As vítimas da retaliação ignóbil de Jair Bolsonaro ao assinar a MP 892/2019 serão pequenos e médios jornais e as populações de suas cidades, que deixarão de ter poderosas fontes de informação
O presidente Jair Bolsonaro não poderia ter sido mais claro ao revelar o sentimento que o animou a assinar a Medida Provisória (MP) 892/2019, publicada no Diário Oficial da União no dia 5 passado. A medida, que dispensa as empresas de capital aberto de publicarem suas demonstrações financeiras em jornais de grande circulação – bastando a publicação dos balanços no site da Comissão de Valores Mobiliários (CVM) –, foi a “retribuição” do presidente ao tratamento supostamente hostil que ele diz receber da imprensa desde a campanha eleitoral.
“(Fui eleito) sem televisão, sem tempo de partido, sem recursos, com quase toda a mídia o tempo todo esculachando a gente. (Chamavam-me de) Racista, fascista e seja lá o que for.
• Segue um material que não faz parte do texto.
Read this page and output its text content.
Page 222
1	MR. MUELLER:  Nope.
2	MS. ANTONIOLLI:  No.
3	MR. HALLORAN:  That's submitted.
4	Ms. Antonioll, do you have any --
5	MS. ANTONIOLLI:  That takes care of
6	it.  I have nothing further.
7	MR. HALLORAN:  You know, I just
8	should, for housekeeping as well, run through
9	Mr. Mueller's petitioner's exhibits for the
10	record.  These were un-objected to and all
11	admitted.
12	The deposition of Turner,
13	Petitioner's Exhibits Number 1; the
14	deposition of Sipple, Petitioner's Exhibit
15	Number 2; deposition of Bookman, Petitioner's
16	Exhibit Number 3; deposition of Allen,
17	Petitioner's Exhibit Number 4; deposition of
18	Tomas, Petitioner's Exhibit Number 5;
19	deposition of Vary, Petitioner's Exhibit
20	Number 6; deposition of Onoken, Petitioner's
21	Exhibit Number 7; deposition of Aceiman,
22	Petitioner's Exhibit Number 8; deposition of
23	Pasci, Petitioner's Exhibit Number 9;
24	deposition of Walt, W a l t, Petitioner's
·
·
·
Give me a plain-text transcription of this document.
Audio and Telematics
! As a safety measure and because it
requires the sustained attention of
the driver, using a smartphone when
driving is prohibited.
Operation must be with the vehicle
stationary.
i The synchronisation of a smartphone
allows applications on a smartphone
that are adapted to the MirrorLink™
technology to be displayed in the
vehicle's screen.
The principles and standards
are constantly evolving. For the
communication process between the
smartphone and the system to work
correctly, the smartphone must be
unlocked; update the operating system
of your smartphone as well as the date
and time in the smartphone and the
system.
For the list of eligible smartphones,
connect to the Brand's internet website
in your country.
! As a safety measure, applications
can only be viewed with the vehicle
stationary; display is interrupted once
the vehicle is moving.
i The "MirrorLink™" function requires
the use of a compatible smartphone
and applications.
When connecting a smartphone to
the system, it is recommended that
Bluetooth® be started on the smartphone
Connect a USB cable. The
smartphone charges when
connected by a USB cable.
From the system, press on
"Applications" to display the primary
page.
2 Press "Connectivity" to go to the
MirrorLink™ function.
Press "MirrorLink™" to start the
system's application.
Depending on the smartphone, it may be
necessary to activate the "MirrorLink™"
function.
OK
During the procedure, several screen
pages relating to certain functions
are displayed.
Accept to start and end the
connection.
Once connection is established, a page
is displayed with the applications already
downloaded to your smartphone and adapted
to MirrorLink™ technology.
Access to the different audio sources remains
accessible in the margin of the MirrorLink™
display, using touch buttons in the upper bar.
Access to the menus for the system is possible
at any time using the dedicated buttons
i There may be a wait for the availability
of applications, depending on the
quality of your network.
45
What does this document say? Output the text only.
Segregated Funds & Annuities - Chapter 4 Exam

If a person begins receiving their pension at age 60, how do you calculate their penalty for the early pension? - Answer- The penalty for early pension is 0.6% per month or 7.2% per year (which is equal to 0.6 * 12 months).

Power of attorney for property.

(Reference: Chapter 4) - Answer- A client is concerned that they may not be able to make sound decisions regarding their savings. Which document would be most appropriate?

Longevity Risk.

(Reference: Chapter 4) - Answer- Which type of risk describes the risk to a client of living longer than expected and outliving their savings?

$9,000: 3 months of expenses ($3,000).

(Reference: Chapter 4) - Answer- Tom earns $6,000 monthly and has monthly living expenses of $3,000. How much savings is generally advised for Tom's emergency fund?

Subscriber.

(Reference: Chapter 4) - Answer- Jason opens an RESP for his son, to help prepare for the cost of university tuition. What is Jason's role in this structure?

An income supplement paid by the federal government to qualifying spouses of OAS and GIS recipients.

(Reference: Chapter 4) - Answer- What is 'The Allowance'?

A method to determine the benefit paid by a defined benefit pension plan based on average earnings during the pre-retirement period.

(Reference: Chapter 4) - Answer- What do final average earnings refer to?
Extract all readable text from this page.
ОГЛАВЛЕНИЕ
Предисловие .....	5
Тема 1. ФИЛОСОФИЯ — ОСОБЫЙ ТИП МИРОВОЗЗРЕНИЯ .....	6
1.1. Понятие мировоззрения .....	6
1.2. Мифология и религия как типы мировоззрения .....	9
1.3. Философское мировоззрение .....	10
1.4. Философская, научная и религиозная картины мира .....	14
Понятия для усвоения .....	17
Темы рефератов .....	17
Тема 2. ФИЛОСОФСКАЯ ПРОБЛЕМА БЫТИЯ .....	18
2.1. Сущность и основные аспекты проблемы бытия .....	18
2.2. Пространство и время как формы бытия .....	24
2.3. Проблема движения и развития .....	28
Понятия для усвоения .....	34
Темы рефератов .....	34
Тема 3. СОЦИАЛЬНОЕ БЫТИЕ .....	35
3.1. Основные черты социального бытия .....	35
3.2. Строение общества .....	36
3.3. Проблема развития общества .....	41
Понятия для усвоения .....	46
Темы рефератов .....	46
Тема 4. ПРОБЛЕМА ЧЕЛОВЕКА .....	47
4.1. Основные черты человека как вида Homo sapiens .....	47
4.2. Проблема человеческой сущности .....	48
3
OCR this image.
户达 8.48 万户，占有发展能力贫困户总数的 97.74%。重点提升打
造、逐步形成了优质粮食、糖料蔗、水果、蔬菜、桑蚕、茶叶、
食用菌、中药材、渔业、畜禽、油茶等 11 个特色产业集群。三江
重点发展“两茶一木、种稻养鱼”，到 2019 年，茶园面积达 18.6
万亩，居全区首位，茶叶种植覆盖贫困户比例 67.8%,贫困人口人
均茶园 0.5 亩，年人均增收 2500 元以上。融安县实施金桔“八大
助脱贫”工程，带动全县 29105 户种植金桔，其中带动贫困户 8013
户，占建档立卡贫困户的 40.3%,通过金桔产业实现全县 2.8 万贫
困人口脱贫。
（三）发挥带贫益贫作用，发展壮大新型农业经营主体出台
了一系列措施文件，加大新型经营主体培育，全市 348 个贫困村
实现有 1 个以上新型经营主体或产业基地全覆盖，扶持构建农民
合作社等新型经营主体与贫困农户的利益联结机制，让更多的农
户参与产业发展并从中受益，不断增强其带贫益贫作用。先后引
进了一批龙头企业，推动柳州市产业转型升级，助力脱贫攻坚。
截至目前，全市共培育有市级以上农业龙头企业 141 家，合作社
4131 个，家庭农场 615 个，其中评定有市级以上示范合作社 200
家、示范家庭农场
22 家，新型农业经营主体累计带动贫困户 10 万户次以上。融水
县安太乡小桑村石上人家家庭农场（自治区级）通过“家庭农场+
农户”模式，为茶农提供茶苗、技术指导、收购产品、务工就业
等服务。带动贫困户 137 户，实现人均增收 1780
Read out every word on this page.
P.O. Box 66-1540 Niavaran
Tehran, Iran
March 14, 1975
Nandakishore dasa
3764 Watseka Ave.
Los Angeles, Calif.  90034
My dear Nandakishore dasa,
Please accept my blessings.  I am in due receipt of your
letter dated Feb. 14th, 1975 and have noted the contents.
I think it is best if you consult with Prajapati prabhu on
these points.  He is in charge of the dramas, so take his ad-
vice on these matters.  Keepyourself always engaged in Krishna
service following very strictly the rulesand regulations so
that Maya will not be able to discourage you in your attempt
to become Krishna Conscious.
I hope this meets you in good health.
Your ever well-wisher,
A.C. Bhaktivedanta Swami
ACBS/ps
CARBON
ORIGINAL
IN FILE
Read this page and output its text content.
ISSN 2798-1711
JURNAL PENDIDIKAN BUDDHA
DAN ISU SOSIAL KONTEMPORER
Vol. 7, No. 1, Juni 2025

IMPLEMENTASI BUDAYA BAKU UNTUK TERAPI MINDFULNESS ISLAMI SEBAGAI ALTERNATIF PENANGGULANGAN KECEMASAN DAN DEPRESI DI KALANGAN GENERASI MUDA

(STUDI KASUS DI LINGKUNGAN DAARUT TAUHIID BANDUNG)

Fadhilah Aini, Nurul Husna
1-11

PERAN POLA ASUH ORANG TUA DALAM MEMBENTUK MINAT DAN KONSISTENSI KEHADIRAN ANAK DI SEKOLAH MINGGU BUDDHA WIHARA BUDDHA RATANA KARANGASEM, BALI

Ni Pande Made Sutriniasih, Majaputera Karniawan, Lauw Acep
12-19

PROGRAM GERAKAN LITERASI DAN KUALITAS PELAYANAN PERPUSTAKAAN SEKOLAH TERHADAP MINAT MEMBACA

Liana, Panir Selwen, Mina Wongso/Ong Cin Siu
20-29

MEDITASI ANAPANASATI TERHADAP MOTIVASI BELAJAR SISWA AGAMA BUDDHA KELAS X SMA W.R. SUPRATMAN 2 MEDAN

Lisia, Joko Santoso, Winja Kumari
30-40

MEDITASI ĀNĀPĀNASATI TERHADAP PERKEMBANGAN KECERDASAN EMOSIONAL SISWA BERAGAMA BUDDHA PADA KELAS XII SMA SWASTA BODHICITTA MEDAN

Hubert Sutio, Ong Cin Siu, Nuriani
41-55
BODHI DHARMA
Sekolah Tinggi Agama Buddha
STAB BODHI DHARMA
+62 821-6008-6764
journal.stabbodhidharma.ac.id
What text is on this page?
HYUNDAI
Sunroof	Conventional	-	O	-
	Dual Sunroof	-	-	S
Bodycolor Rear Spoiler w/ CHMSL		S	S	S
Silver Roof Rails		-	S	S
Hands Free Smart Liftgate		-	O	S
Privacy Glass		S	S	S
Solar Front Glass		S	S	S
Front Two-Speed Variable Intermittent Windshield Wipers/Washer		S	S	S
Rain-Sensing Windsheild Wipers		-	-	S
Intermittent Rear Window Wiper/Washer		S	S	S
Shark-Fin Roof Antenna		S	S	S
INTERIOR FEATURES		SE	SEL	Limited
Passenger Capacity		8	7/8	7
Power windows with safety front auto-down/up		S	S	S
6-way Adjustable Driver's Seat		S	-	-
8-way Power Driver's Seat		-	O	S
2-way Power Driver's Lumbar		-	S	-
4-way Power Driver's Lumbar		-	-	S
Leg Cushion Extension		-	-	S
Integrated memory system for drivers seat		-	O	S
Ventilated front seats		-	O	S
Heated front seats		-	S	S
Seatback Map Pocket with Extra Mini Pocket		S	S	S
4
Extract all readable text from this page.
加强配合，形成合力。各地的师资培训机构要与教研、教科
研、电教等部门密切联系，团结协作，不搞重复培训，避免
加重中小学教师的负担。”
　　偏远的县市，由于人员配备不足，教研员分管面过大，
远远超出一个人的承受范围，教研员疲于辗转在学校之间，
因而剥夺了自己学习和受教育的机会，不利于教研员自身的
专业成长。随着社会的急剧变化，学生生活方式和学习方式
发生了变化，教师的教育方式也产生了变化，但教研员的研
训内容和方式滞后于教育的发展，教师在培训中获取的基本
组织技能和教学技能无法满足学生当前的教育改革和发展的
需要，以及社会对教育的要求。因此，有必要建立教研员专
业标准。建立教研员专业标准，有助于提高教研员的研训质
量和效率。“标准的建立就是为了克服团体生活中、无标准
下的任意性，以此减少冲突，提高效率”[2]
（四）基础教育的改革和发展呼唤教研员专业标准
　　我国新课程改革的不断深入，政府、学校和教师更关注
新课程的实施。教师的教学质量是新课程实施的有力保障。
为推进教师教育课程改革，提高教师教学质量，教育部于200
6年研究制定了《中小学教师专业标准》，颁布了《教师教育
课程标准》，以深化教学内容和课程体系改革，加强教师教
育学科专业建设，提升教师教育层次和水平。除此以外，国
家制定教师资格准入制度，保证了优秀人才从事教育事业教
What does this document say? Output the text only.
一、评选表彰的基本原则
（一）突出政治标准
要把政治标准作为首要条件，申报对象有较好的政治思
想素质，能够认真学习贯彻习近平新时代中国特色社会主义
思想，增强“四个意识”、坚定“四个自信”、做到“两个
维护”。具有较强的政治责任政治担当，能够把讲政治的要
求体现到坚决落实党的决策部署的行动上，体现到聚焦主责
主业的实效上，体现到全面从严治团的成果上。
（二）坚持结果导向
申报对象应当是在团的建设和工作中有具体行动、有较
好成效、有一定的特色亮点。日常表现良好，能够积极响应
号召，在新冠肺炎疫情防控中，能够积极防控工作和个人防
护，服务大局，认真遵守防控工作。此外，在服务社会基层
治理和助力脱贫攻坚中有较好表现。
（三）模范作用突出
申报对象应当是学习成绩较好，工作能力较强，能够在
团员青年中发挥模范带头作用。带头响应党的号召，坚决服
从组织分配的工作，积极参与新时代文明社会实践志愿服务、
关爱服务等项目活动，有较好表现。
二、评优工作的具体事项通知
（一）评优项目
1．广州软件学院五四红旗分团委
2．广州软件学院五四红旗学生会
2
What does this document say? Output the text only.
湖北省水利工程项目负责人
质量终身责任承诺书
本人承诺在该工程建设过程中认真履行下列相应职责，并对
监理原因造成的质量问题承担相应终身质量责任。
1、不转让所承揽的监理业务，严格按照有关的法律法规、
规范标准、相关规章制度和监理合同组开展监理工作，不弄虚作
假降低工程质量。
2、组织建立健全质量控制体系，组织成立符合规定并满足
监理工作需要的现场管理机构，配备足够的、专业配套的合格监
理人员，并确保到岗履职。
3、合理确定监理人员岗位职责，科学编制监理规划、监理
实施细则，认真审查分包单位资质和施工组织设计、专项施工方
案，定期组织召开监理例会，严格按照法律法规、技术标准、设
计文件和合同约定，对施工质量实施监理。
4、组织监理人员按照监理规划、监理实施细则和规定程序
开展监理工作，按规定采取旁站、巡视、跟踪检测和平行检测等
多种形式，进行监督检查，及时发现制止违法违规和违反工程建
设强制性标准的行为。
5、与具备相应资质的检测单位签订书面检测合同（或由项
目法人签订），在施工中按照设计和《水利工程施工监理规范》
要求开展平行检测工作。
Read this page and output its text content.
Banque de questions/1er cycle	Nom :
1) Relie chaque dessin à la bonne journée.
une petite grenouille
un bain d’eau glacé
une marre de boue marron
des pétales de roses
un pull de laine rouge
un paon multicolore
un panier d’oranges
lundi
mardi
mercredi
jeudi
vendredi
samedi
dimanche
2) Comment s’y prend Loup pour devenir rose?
No dia de ontem, retribuí parte daquilo (com) que grande parte da mídia me atacou”, disse Bolsonaro durante a cerimônia de inauguração de uma fábrica de medicamentos em Itapira (SP).
É importante que se diga de pronto que nada há de errado na propositura de uma alteração do dispositivo da Lei 4.404/1976 – a Lei das Sociedades Anônimas – que determina que a publicação dos balanços das empresas de capital aberto seja feita “no órgão oficial da União ou do Estado ou do Distrito Federal, conforme o lugar onde esteja situada a sede da companhia, e em outro jornal de grande circulação”. Evidente que cabe discutir a pertinência desta exigência legal quase no fim da segunda década do século 21. Há alguns anos, aliás, as próprias empresas de comunicação têm pensado em soluções tecnológicas para continuar levando informação ao público por meios outros que não a impressão em papel.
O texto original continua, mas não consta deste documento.